Hillary Clinton: “Fu un errore pretendere il congelamento degli insediamenti israeliani”

La linea dell'amministrazione Obama non fece che irrigidire la posizione di Abu Mazen, scrive l'allora segretario di Stato nel suo nuovo libro di memorie

Incontra fra Hillary Clinton e Benjamin Netanyahu nell'agosto 2013

Incontra fra Hillary Clinton e Benjamin Netanyahu nell’agosto 2013

La linea dura dell’amministrazione Obama sulle attività edilizie ebraiche negli insediamenti in Cisgiordania durante il primo mandato dell’attuale presidente americano fu un errore tattico. Lo scrive l’allora Segretario di stato di Obama, Hillary Rodham Clinton, nel suo nuovo libro di memorie Hard Choices (Scelte difficili). “Col senno di poi – scrive Hillary Clinton – la nostra precoce linea dura sugli insediamenti non ha funzionato”, e spiega che fare pressione per un congelamento della costruzione di nuove case israeliane nei territori contesi non fece che irrigidire la posizione del presidente dell’Autorità Palestinese Mahmoud Abbas (Abu Mazen) che infatti si rifiutò di negoziare direttamente con Israele per quasi tutti i dieci mesi di moratoria decretati dal governo Netanyahu fra il novembre 2009 e il settembre 2010, con il pretesto che la moratoria non includeva i quartieri orientali di Gerusalemme. E quando il congelamento giunse a scadenza senza alcun passo avanti diplomatico, i negoziati di pace naufragarono. Abu Mazen, sottolinea Hillary Clinton, minimizzava e derideva la concessione israeliana, che lei invece definisce “senza precedenti”, e poi ne chiese la proroga in cambio del proseguimento dei negoziati.

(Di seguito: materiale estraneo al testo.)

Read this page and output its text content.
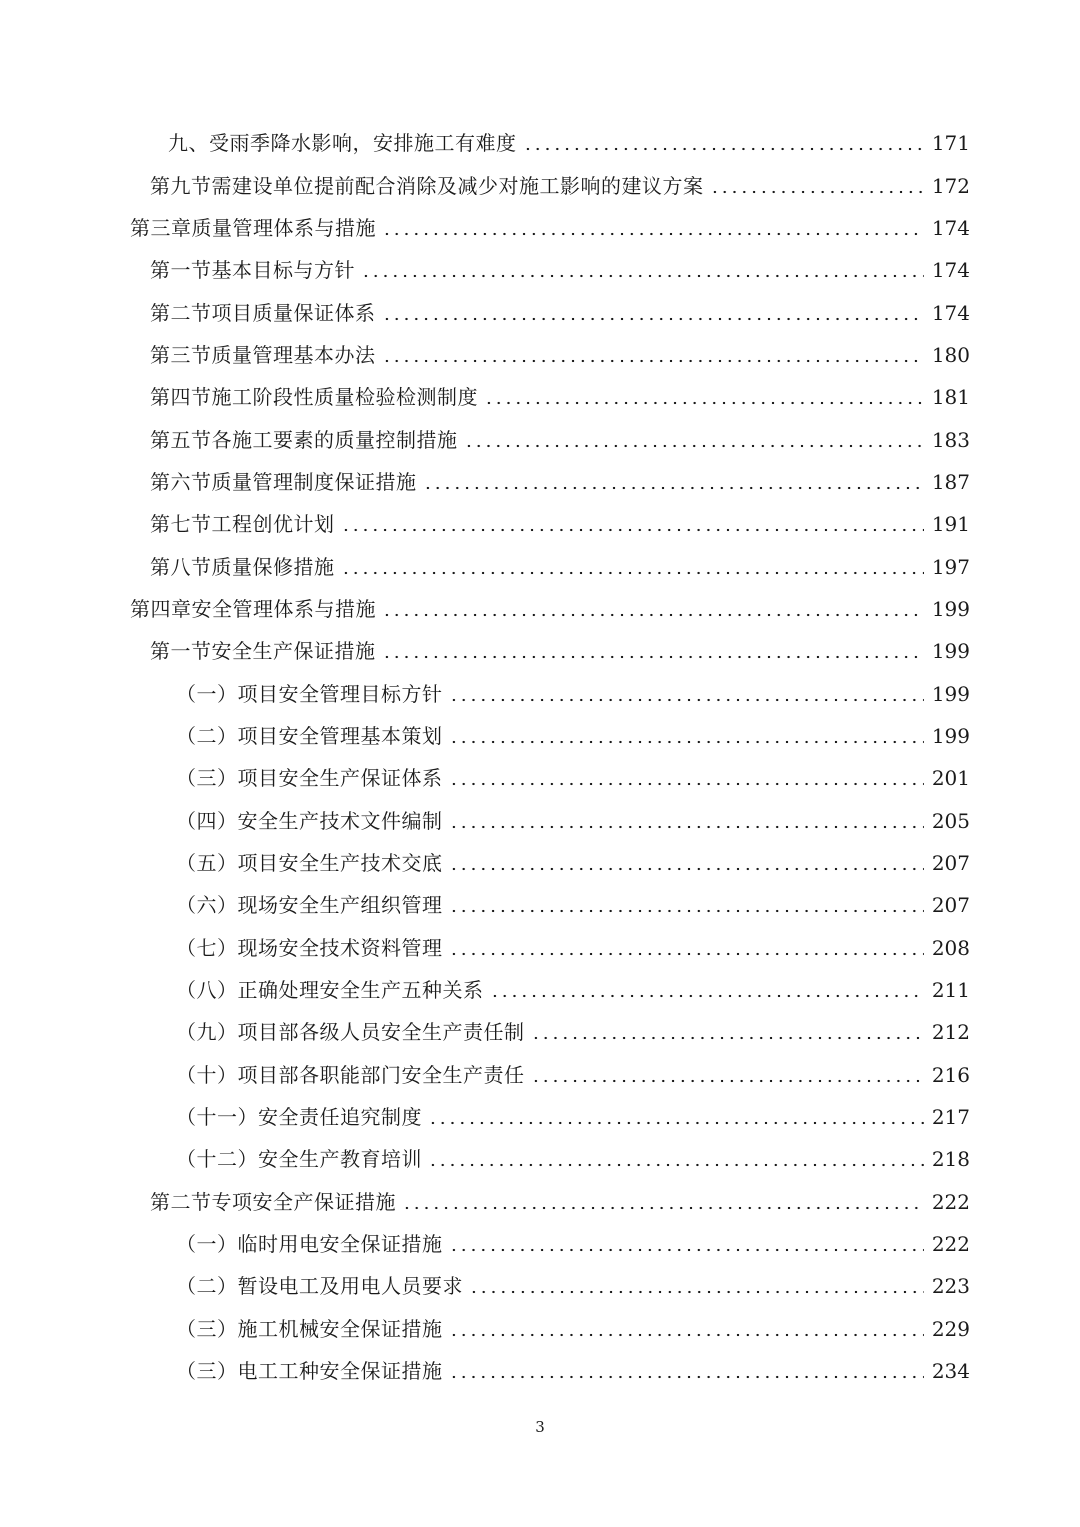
九、受雨季降水影响，安排施工有难度	171
第九节需建设单位提前配合消除及减少对施工影响的建议方案	172
第三章质量管理体系与措施	174
第一节基本目标与方针	174
第二节项目质量保证体系	174
第三节质量管理基本办法	180
第四节施工阶段性质量检验检测制度	181
第五节各施工要素的质量控制措施	183
第六节质量管理制度保证措施	187
第七节工程创优计划	191
第八节质量保修措施	197
第四章安全管理体系与措施	199
第一节安全生产保证措施	199
（一）项目安全管理目标方针	199
（二）项目安全管理基本策划	199
（三）项目安全生产保证体系	201
（四）安全生产技术文件编制	205
（五）项目安全生产技术交底	207
（六）现场安全生产组织管理	207
（七）现场安全技术资料管理	208
（八）正确处理安全生产五种关系	211
（九）项目部各级人员安全生产责任制	212
（十）项目部各职能部门安全生产责任	216
（十一）安全责任追究制度	217
（十二）安全生产教育培训	218
第二节专项安全产保证措施	222
（一）临时用电安全保证措施	222
（二）暂设电工及用电人员要求	223
（三）施工机械安全保证措施	229
（三）电工工种安全保证措施	234
3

L’ex Segretario di stato non accenna ad alcuna animosità fra sé e il primo ministro israeliano; riferisce invece dei rapporti tesi tra Netanyahu e Obama, ricordando come quest’ultimo si fosse “infuriato” per l’annuncio di nuove costruzioni a Gerusalemme durante una visita del vice presidente Usa Joe Biden in Israele, nel marzo 2010.

Nel libro, di cui la stampa americana ha anticipato alcune parti lo scorso fine settimana, Hillary Clinton tratta anche altri snodi della politica estera che hanno segnato i quattro anni (dal 2009 al 2013) in cui è stata a capo della diplomazia di Obama.

A proposito dell’Egitto scrive che lei, all’epoca della rivolta (gennaio-febbraio 2011), sostenne che si dovesse spingere Hosni Mubarak ad avviare una “transizione ordinata” verso un successore, ma venne soverchiata dall’appello del presidente Obama perché l’uomo forte del Cairo si dimettesse immediatamente. “Temevo – spiega l’allora Segretario di stato – che gli Stati Uniti venissero visti come quelli che sbattono fuori dalla porta un alleato di lunga data abbandonando Egitto, Israele, Giordania e tutta regione ad un futuro incerto e pericoloso”. Secondo Hillay Clinton, le buone ragioni per mantenere stretti legami con Mubarak erano ancora valide: isolare l’Iran, mantenere aperta la rotta commerciale del Canale di Suez, tutelare la sicurezza di Israele e combattere il terrorismo in una regione in cui al-Qaeda stava tramando nuovi attacchi.

Sulla Siria, Hillary Clinton scrive d’aver sostenuto la decisione “di iniziare ad armare e addestrare i ribelli siriani moderati”, anche se Obama preferì altre opzioni.

Si registra intanto, sempre dagli Stati Uniti, un editoriale pubblicato nel week-end dal New York Times che corrobora la posizione di Netanyahu sul governo di unità Fatah-Hamas. “Gli Stati Uniti – si legge nell’editoriale – devono stare bene attenti a distinguere in qualche modo il loro appoggio al nuovo governo palestinese, da una parte, e l’assenso a Hamas e al suo comportamento violento e odioso dall’altra”. Il giornale definisce giustificato lo “scetticismo” di Netanyahu sul nuovo governo palestinese, e aggiunge: “Con Hamas non si può semplicemente far finta di niente: gli Stati Uniti, e altri paesi che considerano Hamas un gruppo terroristico, potrebbero trovarsi nell’impossibilità di continuare ad aiutare i palestinesi se Hamas giocherà un ruolo più marcato. Netanyahu ha ragione quando ricorda che Hamas, il gruppo sostenuto dall’Iran che prese il controllo della striscia di Gaza nel 2007, è un’organizzazione estremista e violenta, votata alla distruzione di Israele”.